Dentro del laberinto es fácil perderse. Uno cree que basta con tirar del hilo para volver a pasar por los lugares por los que se anduvo y encontrar las cosas que se quedaron prendidas con alfileres en los pespuntes de la memoria. O que se encontrará el camino exacto para volver al principio y empezar de nuevo teniendo más cuidado.
Pero no, volver atrás es perderse otra vez. El papel envejecido, los rostros pardos, el polvo que cubre los sentimientos enterrados en las cajas de cartón de cada sótano, no siempre acogen con la dulzura necesaria la imagen que teníamos de una época pasada, de una persona querida o de un objeto preciado.

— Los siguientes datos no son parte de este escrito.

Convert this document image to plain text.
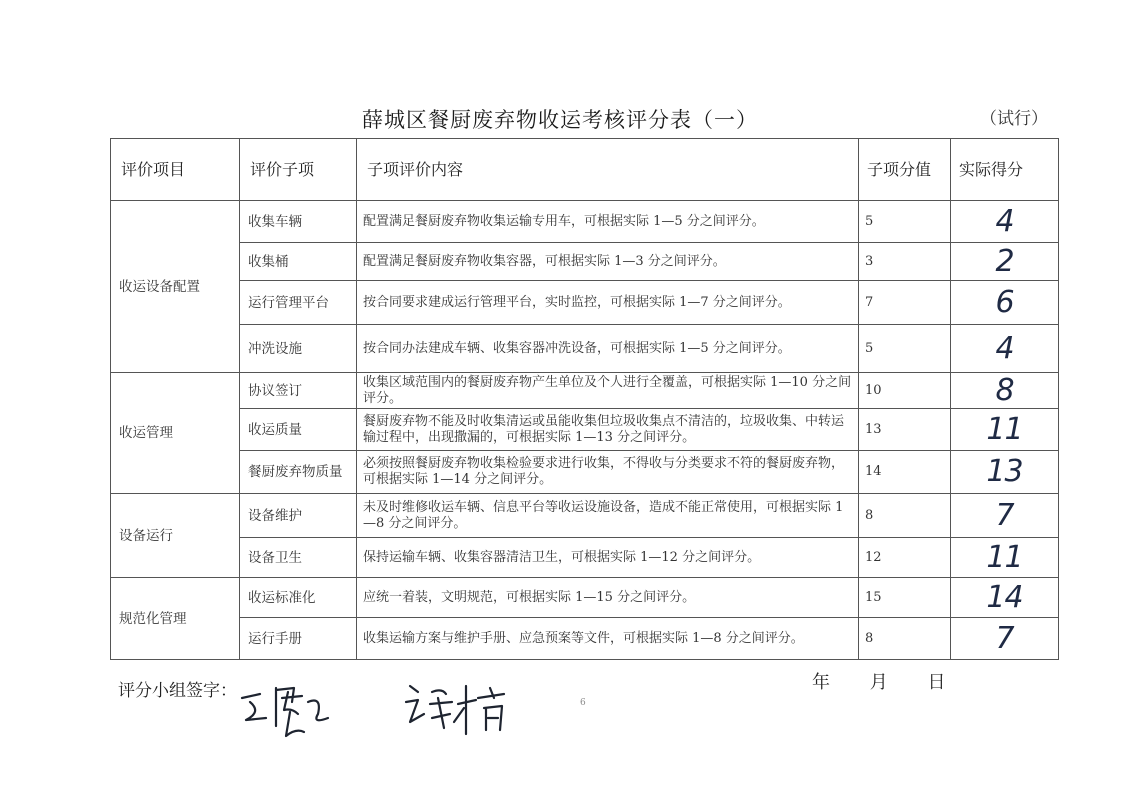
薛城区餐厨废弃物收运考核评分表（一）	（试行）
评价项目	评价子项	子项评价内容	子项分值	实际得分
收运设备配置	收集车辆	配置满足餐厨废弃物收集运输专用车，可根据实际 1—5 分之间评分。	5	4
	收集桶	配置满足餐厨废弃物收集容器，可根据实际 1—3 分之间评分。	3	2
	运行管理平台	按合同要求建成运行管理平台，实时监控，可根据实际 1—7 分之间评分。	7	6
	冲洗设施	按合同办法建成车辆、收集容器冲洗设备，可根据实际 1—5 分之间评分。	5	4
收运管理	协议签订	收集区域范围内的餐厨废弃物产生单位及个人进行全覆盖，可根据实际 1—10 分之间评分。	10	8
	收运质量	餐厨废弃物不能及时收集清运或虽能收集但垃圾收集点不清洁的，垃圾收集、中转运输过程中，出现撒漏的，可根据实际 1—13 分之间评分。	13	11
	餐厨废弃物质量	必须按照餐厨废弃物收集检验要求进行收集，不得收与分类要求不符的餐厨废弃物，可根据实际 1—14 分之间评分。	14	13
设备运行	设备维护	未及时维修收运车辆、信息平台等收运设施设备，造成不能正常使用，可根据实际 1—8 分之间评分。	8	7
	设备卫生	保持运输车辆、收集容器清洁卫生，可根据实际 1—12 分之间评分。	12	11
规范化管理	收运标准化	应统一着装，文明规范，可根据实际 1—15 分之间评分。	15	14
	运行手册	收集运输方案与维护手册、应急预案等文件，可根据实际 1—8 分之间评分。	8	7
评分小组签字：	年 月 日
6
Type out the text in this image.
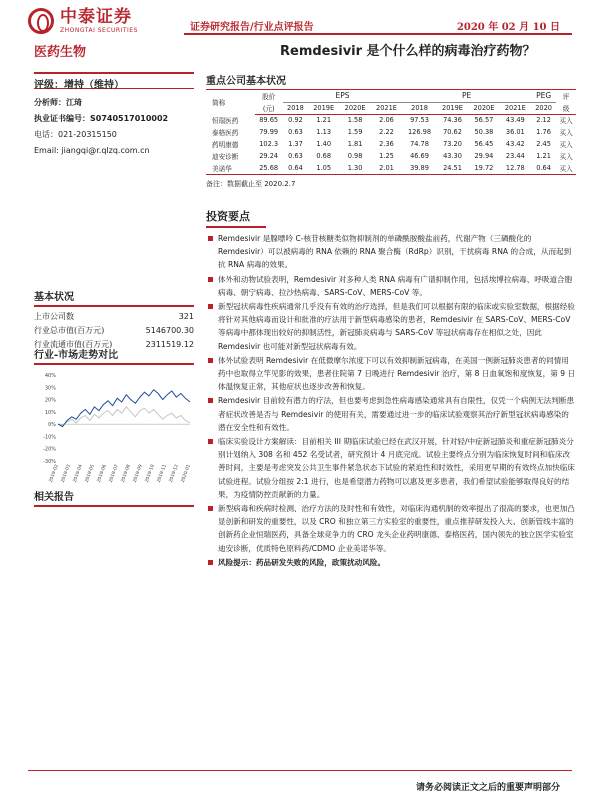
中泰证券
ZHONGTAI SECURITIES	证券研究报告/行业点评报告	2020 年 02 月 10 日
医药生物	Remdesivir 是个什么样的病毒治疗药物？
评级：增持（维持）
分析师：江琦
执业证书编号：S0740517010002
电话：021-20315150
Email: jiangqi@r.qlzq.com.cn
基本状况
上市公司数	321
行业总市值(百万元)	5146700.30
行业流通市值(百万元)	2311519.12
行业-市场走势对比
40%
30%
20%
10%
0%
-10%
-20%
-30%
2019-02 2019-03 2019-04 2019-05 2019-06 2019-07 2019-08 2019-09 2019-10 2019-11 2019-12 2020-01
相关报告
重点公司基本状况
简称	股价	EPS				PE				PEG	评
	(元)	2018	2019E	2020E	2021E	2018	2019E	2020E	2021E	2020	级
恒瑞医药	89.65	0.92	1.21	1.58	2.06	97.53	74.36	56.57	43.49	2.12	买入
泰格医药	79.99	0.63	1.13	1.59	2.22	126.98	70.62	50.38	36.01	1.76	买入
药明康德	102.3	1.37	1.40	1.81	2.36	74.78	73.20	56.45	43.42	2.45	买入
迪安诊断	29.24	0.63	0.68	0.98	1.25	46.69	43.30	29.94	23.44	1.21	买入
美诺华	25.68	0.64	1.05	1.30	2.01	39.89	24.51	19.72	12.78	0.64	买入
备注：数据截止至 2020.2.7
投资要点
Remdesivir 是腺嘌呤 C-核苷核糖类似物抑制剂的单磷酰胺酸盐前药，代谢产物（三磷酸化的 Remdesivir）可以被病毒的 RNA 依赖的 RNA 聚合酶（RdRp）识别，干扰病毒 RNA 的合成，从而起到抗 RNA 病毒的效果。
体外和动物试验表明，Remdesivir 对多种人类 RNA 病毒有广谱抑制作用，包括埃博拉病毒、呼吸道合胞病毒、朝宁病毒、拉沙热病毒、SARS-CoV、MERS-CoV 等。
新型冠状病毒性疾病通常几乎没有有效的治疗选择，但是我们可以根据有限的临床或实验室数据，根据经验将针对其他病毒而设计和批准的疗法用于新型病毒感染的患者，Remdesivir 在 SARS-CoV、MERS-CoV 等病毒中都体现出较好的抑制活性，新冠肺炎病毒与 SARS-CoV 等冠状病毒存在相似之处，因此 Remdesivir 也可能对新型冠状病毒有效。
体外试验表明 Remdesivir 在低微摩尔浓度下可以有效抑制新冠病毒，在美国一例新冠肺炎患者的同情用药中也取得立竿见影的效果，患者住院第 7 日晚进行 Remdesivir 治疗，第 8 日血氧饱和度恢复，第 9 日体温恢复正常，其他症状也逐步改善和恢复。
Remdesivir 目前较有潜力的疗法，但也要考虑到急性病毒感染通常具有自限性，仅凭一个病例无法判断患者症状改善是否与 Remdesivir 的使用有关，需要通过进一步的临床试验观察其治疗新型冠状病毒感染的潜在安全性和有效性。
临床实验设计方案解读：目前相关 III 期临床试验已经在武汉开展，针对轻/中症新冠肺炎和重症新冠肺炎分别计划纳入 308 名和 452 名受试者，研究预计 4 月底完成。试验主要终点分别为临床恢复时间和临床改善时间，主要是考虑突发公共卫生事件紧急状态下试验的紧迫性和时效性，采用更早期的有效终点加快临床试验进程。试验分组按 2:1 进行，也是希望潜力药物可以惠及更多患者，我们希望试验能够取得良好的结果，为疫情防控贡献新的力量。
新型病毒和疾病时检测、治疗方法的及时性和有效性，对临床沟通机制的效率提出了很高的要求，也更加凸显创新和研发的重要性，以及 CRO 和独立第三方实验室的重要性，重点推荐研发投入大、创新管线丰富的创新药企业恒瑞医药，具备全球竞争力的 CRO 龙头企业药明康德、泰格医药，国内领先的独立医学实验室迪安诊断，优质特色原料药/CDMO 企业美诺华等。
风险提示：药品研发失败的风险，政策扰动风险。
请务必阅读正文之后的重要声明部分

Lo peor de todo es que, una vez que tiras del hilo, no puedes parar. Lo que pensabas que estaba antes, resulta que estuvo después, lo que te parecía negro y tan seguro estabas que hubieses apostado un brazo, acabas encontrándolo rojo.
Aquello que leíste en un libro, va y aparece en otro. El título de aquella historia tan bonita, que hubieras jurado tal, resulta ser cual y no está en donde lo buscas, sino tres cajas más allá.
La historia de los calendarios me ha empujado no sé muy bien por qué, pero me parece que es el efecto hilo, a recordar que hubo tiempos en los que yo escribía poemas en cuartillas bueno, renglones cortos más que poemas y que tuve la brillante idea de encuadernarlos en una especie de libro negro.
Después de horas de bucear en el trastero, de leer títulos de libros amontonados intentando recordar por qué acabaron en una caja, de encontrar cosas que no buscaba porque no sabía que tenía, por fin, ha llegado a mis manos el libro rojo.
Sí, resulta que era rojo. Sólo tres personas lo hemos leído alguna vez, las únicas que sabíamos de su existencia, y las tres creíamos que era negro. Y va la memoria y nos falla solidariamente en un acto de error sincronizado.
Aún no lo he abierto y todavía me pregunto para qué lo he buscado. Me asusta no reconocerme en sus páginas como no reconocí su color. Temo encontrar que fui distinto del que recuerdo y que tal vez ahora yo no sea quien creo ser.
Pero no se puede vivir con miedo. Respiro hondo… ¿Mil novecientos ochenta y uno?… ¡Allá voy!